Article AUTONOME (Avis n° 2023-04 du 19 avril 2023 de l'Autorité de régulation de la communication audiovisuelle et numérique sur le projet de décret relatif au retrait des contenus à caractère terroriste en ligne, pris en application des articles 6-1-1 et 6-1-5 de la loi n° 2004-575 du 21 juin 2004 pour la confiance dans l'économie numérique)


Après en avoir délibéré,
Emet l'avis suivant :
Saisie par le Gouvernement d'un projet de décret relatif au retrait des contenus à caractère terroriste en ligne, pris en application des articles 6-1-1 et 6-1-5 de la loi n° 2004-575 du 21 juin 2004 pour la confiance dans l'économie numérique, l'Autorité de régulation de la communication audiovisuelle et numérique (ARCOM), après en avoir délibéré le 19 avril 2023, émet un avis favorable, assorti des observations suivantes.

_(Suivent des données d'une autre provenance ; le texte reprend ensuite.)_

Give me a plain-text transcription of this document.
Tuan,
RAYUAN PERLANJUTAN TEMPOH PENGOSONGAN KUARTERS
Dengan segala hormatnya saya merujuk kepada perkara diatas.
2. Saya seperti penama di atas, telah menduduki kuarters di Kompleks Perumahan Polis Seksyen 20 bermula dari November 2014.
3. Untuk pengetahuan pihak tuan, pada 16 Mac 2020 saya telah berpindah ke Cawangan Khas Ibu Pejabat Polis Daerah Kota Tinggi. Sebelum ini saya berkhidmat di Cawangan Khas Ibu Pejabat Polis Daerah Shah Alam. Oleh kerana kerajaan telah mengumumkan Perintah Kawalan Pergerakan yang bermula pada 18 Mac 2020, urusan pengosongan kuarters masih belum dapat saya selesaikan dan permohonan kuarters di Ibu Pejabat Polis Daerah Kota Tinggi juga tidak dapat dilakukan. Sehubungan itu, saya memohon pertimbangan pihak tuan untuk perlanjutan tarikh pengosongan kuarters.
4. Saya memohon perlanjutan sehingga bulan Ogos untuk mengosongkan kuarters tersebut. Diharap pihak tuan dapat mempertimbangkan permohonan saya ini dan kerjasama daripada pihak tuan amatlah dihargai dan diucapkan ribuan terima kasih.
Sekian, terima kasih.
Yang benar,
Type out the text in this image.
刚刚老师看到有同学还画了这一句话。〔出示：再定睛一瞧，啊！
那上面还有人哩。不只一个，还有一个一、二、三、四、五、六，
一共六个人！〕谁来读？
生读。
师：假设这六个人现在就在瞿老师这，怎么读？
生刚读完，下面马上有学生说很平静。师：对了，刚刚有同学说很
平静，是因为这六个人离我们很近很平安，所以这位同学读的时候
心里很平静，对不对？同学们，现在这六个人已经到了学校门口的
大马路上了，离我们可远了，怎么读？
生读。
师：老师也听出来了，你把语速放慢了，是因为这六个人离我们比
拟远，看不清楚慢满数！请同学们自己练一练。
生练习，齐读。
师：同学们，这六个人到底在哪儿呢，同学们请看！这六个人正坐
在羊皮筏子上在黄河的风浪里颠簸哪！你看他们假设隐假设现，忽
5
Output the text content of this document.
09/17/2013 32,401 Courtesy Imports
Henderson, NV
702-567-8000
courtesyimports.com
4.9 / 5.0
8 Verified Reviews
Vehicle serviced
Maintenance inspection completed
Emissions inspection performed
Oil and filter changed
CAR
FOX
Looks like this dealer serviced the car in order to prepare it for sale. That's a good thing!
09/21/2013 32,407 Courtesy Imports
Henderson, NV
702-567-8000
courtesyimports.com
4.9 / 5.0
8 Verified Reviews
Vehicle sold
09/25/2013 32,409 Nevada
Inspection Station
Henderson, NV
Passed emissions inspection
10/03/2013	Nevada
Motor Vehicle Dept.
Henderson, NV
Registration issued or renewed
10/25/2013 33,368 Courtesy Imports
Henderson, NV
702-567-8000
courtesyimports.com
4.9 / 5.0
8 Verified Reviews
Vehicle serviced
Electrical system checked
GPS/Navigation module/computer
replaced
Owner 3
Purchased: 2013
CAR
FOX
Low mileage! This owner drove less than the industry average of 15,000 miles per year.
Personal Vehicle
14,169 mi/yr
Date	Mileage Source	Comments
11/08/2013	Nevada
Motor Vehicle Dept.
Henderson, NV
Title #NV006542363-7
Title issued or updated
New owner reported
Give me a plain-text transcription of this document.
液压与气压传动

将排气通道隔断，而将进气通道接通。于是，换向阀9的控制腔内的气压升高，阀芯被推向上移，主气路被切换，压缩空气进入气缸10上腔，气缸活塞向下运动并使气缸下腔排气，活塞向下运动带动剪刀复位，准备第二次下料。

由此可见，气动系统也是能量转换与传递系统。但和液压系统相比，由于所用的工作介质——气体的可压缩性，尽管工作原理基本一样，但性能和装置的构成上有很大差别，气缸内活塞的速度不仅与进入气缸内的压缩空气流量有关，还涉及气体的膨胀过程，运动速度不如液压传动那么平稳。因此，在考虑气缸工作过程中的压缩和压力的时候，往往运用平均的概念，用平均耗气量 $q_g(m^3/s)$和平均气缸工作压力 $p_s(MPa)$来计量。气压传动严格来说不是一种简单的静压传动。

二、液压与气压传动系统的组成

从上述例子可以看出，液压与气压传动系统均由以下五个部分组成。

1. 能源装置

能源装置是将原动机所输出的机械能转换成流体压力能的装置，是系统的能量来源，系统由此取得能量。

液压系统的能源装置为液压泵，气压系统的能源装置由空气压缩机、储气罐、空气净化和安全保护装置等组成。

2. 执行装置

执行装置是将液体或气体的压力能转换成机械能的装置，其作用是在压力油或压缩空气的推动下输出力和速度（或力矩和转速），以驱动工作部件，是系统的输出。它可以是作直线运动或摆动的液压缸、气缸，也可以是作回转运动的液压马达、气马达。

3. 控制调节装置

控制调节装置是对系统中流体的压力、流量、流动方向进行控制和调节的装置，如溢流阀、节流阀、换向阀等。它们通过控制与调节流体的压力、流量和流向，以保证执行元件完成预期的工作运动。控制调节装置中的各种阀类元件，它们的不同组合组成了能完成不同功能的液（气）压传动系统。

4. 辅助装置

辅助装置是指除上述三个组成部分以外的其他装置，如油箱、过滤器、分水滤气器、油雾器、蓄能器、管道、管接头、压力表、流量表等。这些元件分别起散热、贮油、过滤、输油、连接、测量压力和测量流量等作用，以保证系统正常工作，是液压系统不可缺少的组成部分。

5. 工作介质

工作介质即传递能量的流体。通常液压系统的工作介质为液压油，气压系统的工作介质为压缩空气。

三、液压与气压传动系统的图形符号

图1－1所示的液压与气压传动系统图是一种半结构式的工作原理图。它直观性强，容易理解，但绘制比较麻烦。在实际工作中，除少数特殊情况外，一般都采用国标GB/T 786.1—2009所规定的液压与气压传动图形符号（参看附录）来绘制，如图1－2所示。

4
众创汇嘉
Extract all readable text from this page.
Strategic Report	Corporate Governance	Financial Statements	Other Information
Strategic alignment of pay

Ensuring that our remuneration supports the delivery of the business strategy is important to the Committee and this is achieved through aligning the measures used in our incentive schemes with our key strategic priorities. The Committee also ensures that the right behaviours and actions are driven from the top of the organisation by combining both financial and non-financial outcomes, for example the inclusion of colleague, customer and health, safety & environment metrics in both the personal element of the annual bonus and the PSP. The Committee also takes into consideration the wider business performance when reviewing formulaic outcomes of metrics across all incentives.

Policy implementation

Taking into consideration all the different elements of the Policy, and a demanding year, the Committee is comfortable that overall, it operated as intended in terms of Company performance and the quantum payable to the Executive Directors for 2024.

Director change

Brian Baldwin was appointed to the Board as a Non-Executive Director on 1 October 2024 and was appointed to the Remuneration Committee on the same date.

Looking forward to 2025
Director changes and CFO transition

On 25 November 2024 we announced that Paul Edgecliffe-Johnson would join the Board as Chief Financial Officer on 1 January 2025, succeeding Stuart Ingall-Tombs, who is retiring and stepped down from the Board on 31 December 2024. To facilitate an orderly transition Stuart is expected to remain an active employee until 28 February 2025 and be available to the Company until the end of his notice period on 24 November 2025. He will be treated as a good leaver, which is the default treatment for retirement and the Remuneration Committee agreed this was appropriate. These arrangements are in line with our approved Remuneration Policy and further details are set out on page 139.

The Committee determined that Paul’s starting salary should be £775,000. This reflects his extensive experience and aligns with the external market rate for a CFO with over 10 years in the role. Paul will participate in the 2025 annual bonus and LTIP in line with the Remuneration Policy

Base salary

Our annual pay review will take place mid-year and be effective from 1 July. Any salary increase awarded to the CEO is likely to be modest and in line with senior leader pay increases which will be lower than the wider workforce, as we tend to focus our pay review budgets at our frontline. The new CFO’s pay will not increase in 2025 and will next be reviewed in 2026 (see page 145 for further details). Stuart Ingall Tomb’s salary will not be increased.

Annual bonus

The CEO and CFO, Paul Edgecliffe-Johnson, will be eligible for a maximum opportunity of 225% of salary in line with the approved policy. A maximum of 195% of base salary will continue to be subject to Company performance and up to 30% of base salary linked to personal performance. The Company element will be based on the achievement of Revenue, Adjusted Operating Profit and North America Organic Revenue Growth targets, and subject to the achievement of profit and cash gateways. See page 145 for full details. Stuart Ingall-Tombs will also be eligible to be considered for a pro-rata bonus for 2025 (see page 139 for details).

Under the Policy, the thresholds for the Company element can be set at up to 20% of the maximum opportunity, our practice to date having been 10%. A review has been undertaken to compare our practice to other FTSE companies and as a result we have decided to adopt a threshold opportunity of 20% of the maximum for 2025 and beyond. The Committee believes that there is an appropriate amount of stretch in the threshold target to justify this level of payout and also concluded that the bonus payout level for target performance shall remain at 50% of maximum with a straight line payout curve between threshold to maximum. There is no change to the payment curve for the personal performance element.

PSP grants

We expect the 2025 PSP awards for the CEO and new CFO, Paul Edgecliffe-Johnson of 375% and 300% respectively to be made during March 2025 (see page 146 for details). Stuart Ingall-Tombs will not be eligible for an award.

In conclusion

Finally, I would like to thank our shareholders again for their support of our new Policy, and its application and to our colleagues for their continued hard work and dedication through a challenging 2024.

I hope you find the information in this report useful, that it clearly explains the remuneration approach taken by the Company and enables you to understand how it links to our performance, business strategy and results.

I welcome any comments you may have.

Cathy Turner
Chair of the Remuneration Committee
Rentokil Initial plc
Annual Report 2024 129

1. S'agissant des modalités d'application de l'article 6-1-1 de la loi n° 2004-575 du 21 juin 2004 pour la confiance dans l'économie numérique


Le projet de décret confirme la compétence de l'OCLCTIC pour adresser les injonctions de retrait au titre des article 3 et 4 du règlement susvisé.
La compétence d'une même autorité, en application du dispositif interne de l'article 6-1 et du dispositif découlant du règlement à l'article 6-1-1 LCEN, est un gage de cohérence susceptible de favoriser une plus grande efficacité de la lutte contre la dissémination de contenus à caractère terroriste.
Information de l'Autorité de régulation de la communication audiovisuelle et numérique et de la personnalité qualifiée désignée en son sein
L'article 2 du projet de décret prévoit la transmission à l'ARCOM par l'office d'une copie des injonctions de retrait émises sur le fondement de l'article 3 ou, le cas échéant, de l'article 4, du règlement susvisé, afin que l'Autorité puisse exécuter les missions de supervision de la mise en œuvre des mesures spécifiques prises en application de l'article 5 du même règlement qui lui ont été conférées à l'article 6- 1-1 de la loi n° 2004-575 du 21 juin 2004 pour la confiance dans l'économie numérique (LCEN) et qui sont accompagnées d'un pouvoir de sanction, après mise en demeure.
L'article 5 prévoit qu'un fournisseur de service d'hébergement peut être désigné « exposé » à des contenus à caractère terroriste lorsque l'autorité compétente de son Etat d'établissement prend une décision à cet effet, en se fondant sur des critères objectifs, dont notamment la réception par ce fournisseur de deux injonctions de retrait définitives au cours des douze derniers mois. Le fournisseur de service d'hébergement désigné est alors tenu de prendre des mesures « spécifiques » pour protéger ses services contre un usage abusif visant à diffuser au public des contenus à caractère terroriste. Le choix des mesures proactives à mettre en œuvre incombe au seul fournisseur de service d'hébergement mais doit répondre à des exigences d'efficacité, de proportionnalité et de respect des droits fondamentaux des utilisateurs en matière de liberté d'expression et d'information, de respect de la vie privée et de protection des données à caractère personnel.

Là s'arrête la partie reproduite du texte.